With Rory barely even visible through those trees, you see a white dot squirt from amongst them, hit the fairway and take off like a frisbee skipped on pavement. This is the recovery shot he needed nine years ago, the one he couldn’t pull off, the one he’s dreamed of having back.
Still some 100 yard short of the green, McIlroy sticks a wedge shot to 8 feet and drops the critical par putt.
From there, it’s as if a weight has been lifted from his shoulders.
He plays the next eight holes coolly and calmly, like he knew the toughest part was already over.

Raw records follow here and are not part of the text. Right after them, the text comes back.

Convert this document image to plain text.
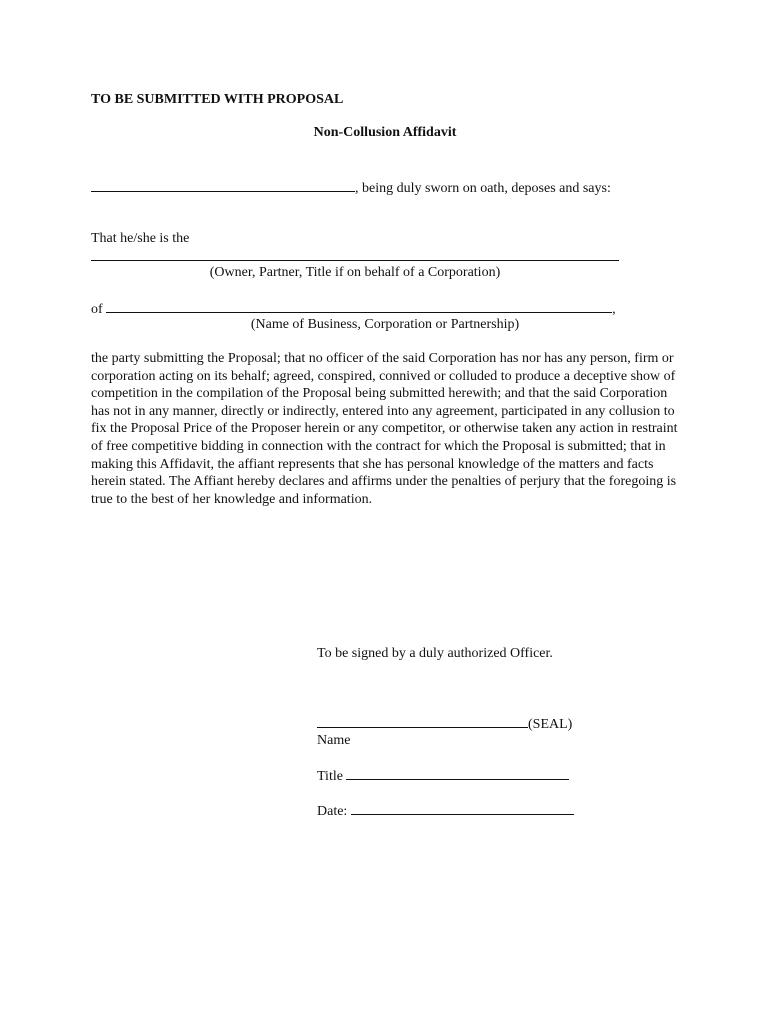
TO BE SUBMITTED WITH PROPOSAL
Non-Collusion Affidavit
, being duly sworn on oath, deposes and says:
That he/she is the
(Owner, Partner, Title if on behalf of a Corporation)
of	,
(Name of Business, Corporation or Partnership)
the party submitting the Proposal; that no officer of the said Corporation has nor has any person, firm or corporation acting on its behalf; agreed, conspired, connived or colluded to produce a deceptive show of competition in the compilation of the Proposal being submitted herewith; and that the said Corporation has not in any manner, directly or indirectly, entered into any agreement, participated in any collusion to fix the Proposal Price of the Proposer herein or any competitor, or otherwise taken any action in restraint of free competitive bidding in connection with the contract for which the Proposal is submitted; that in making this Affidavit, the affiant represents that she has personal knowledge of the matters and facts herein stated. The Affiant hereby declares and affirms under the penalties of perjury that the foregoing is true to the best of her knowledge and information.
To be signed by a duly authorized Officer.
(SEAL)
Name
Title
Date:
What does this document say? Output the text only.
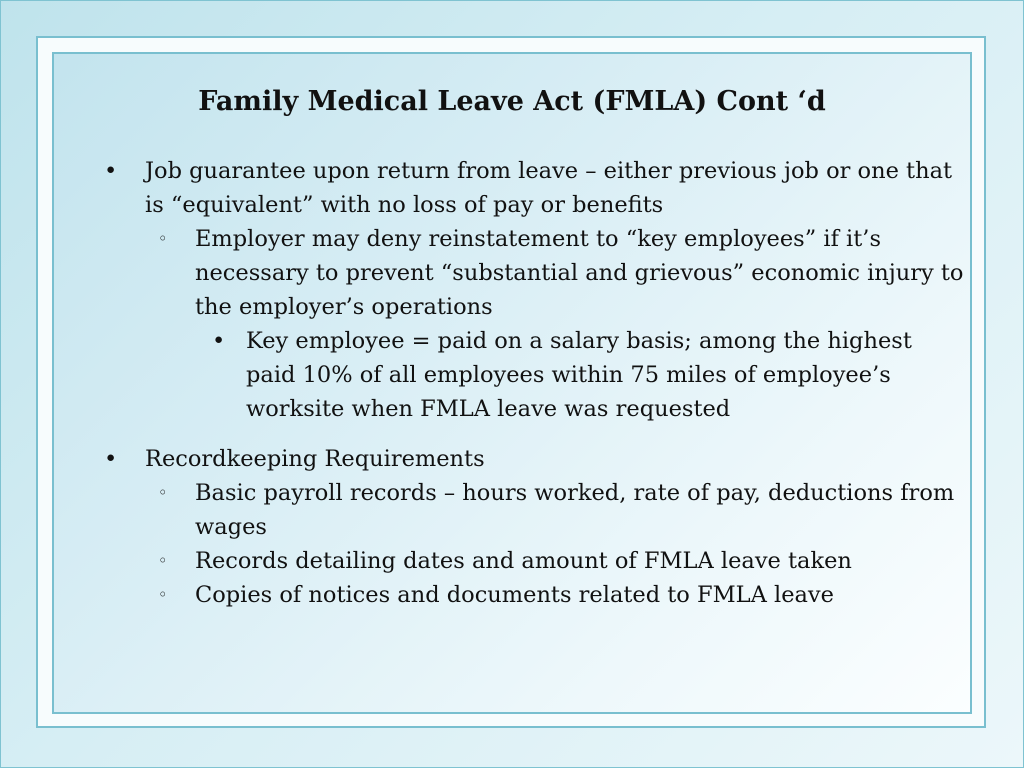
Family Medical Leave Act (FMLA) Cont ‘d

•	Job guarantee upon return from leave – either previous job or one that is “equivalent” with no loss of pay or benefits

◦	Employer may deny reinstatement to “key employees” if it’s necessary to prevent “substantial and grievous” economic injury to the employer’s operations

• Key employee = paid on a salary basis; among the highest paid 10% of all employees within 75 miles of employee’s worksite when FMLA leave was requested

•	Recordkeeping Requirements

◦	Basic payroll records – hours worked, rate of pay, deductions from wages

◦	Records detailing dates and amount of FMLA leave taken

◦	Copies of notices and documents related to FMLA leave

The demon had been exorcised. Rory went back to the scene of his one-time demise and righted his previous wrong. He played those next eight holes in 4-under – six pars and eagles on each of the par-5s – and cruised home to the Masters title that had eluded him for so long.
Afterward, while sitting in Butler Cabin and reminiscing about the shot, he points to a hypothetical spot that would be just outside the building and calls it his favorite place on the golf course. Instead of tears, he finishes this one with a laugh.